The IAS server don't use the configured policy when a authentication reguest arrive.

I there an issue with special RADIUS attributes or configuration items on the IAS Server?

The following event appear in the windows logs:

User STANS\kaesmr was denied access.

Fully-Qualified-User-Name = STANS\kaesmr

NAS-IP-Address = 172.17.25.6

NAS-Identifier = keynet-01

Called-Station-Identifier = 00-18-74-FB-CA-20:keynet

Calling-Station-Identifier = 00-16-CE-52-C8-EB

Client-Friendly-Name = Wireless-Controller

Client-IP-Address = 172.17.25.6

NAS-Port-Type = Wireless - IEEE 802.11

NAS-Port = 1

Proxy-Policy-Name = Windows-Authentifizierung f?r alle Benutzer verwenden

Authentication-Provider = Windows

Authentication-Server = <undetermined>

Policy-Name = <undetermined>

Authentication-Type = Extension

EAP-Type = <undetermined>

Reason-Code = 21

Reason = The request was rejected by a third-party extension DLL file.

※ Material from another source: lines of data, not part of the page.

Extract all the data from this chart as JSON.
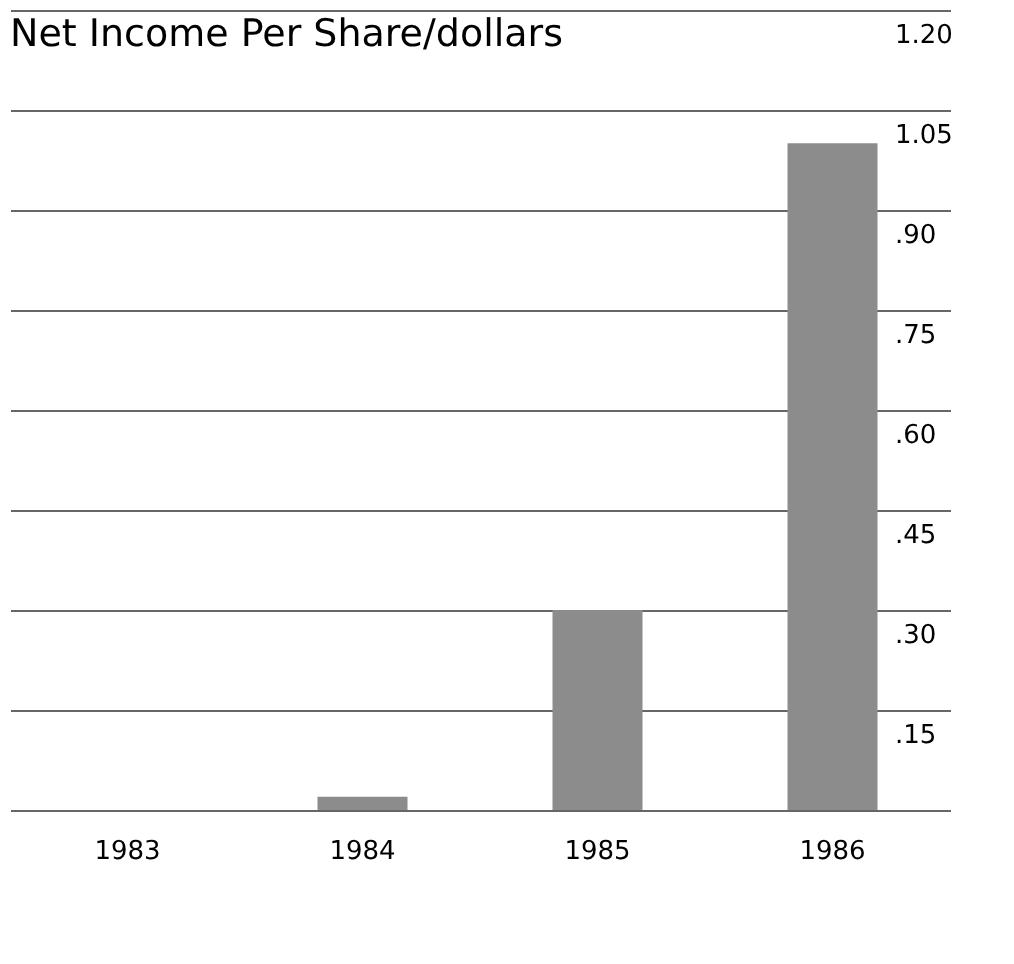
{
  "chart_data": {
    "type": "bar",
    "title": "Net Income Per Share/dollars",
    "categories": [
      "1983",
      "1984",
      "1985",
      "1986"
    ],
    "values": [
      0,
      0.02,
      0.3,
      1.0
    ],
    "color": "#8c8c8c",
    "ylim": [
      0,
      1.2
    ],
    "yticks": [
      {
        "value": 0,
        "label": null
      },
      {
        "value": 0.15,
        "label": ".15"
      },
      {
        "value": 0.3,
        "label": ".30"
      },
      {
        "value": 0.45,
        "label": ".45"
      },
      {
        "value": 0.6,
        "label": ".60"
      },
      {
        "value": 0.75,
        "label": ".75"
      },
      {
        "value": 0.9,
        "label": ".90"
      },
      {
        "value": 1.05,
        "label": "1.05"
      },
      {
        "value": 1.2,
        "label": "1.20"
      }
    ],
    "grid": "y"
  }
}
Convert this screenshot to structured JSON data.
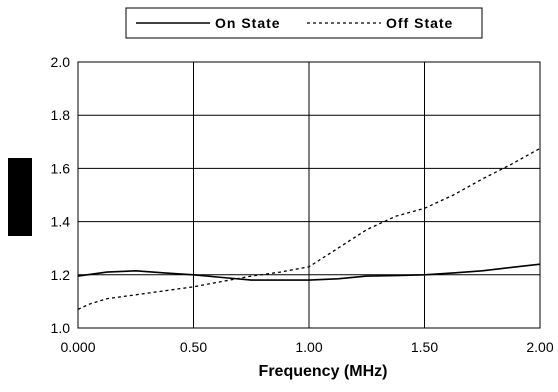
{
  "chart_data": {
    "type": "line",
    "xlabel": "Frequency (MHz)",
    "ylabel": "",
    "xlim": [
      0,
      2
    ],
    "ylim": [
      1.0,
      2.0
    ],
    "x_ticks": [
      "0.000",
      "0.50",
      "1.00",
      "1.50",
      "2.00"
    ],
    "y_ticks": [
      "1.0",
      "1.2",
      "1.4",
      "1.6",
      "1.8",
      "2.0"
    ],
    "grid": true,
    "legend_position": "top",
    "series": [
      {
        "name": "On State",
        "style": "solid",
        "x": [
          0,
          0.125,
          0.25,
          0.375,
          0.5,
          0.625,
          0.75,
          0.875,
          1.0,
          1.125,
          1.25,
          1.375,
          1.5,
          1.625,
          1.75,
          1.875,
          2.0
        ],
        "y": [
          1.195,
          1.21,
          1.215,
          1.207,
          1.2,
          1.19,
          1.18,
          1.18,
          1.18,
          1.185,
          1.195,
          1.197,
          1.2,
          1.207,
          1.215,
          1.228,
          1.24
        ]
      },
      {
        "name": "Off State",
        "style": "dashed",
        "x": [
          0,
          0.05,
          0.125,
          0.25,
          0.375,
          0.5,
          0.625,
          0.75,
          0.875,
          1.0,
          1.125,
          1.25,
          1.375,
          1.5,
          1.625,
          1.75,
          1.875,
          2.0
        ],
        "y": [
          1.07,
          1.09,
          1.11,
          1.125,
          1.14,
          1.155,
          1.175,
          1.195,
          1.21,
          1.23,
          1.3,
          1.37,
          1.42,
          1.45,
          1.5,
          1.56,
          1.615,
          1.675
        ]
      }
    ]
  },
  "colors": {
    "line": "#000000",
    "grid": "#000000",
    "background": "#ffffff"
  }
}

Report Inappropriate Content · ‎12-19-2006

What I understand from your post is that the authentication is not handled by your IAS server. IF I am correct, the problem might be with the "Allow AA override" option disabled in your WLAN. If it is enabled, then the AAA server or your IAS server will override the security parameters set locally on the controller.

So, first ensure whether "Allow AAA override" is enabled under Controller--->WLAN field.

Also, chek out the logs of the IAS server for obtaining more info on this.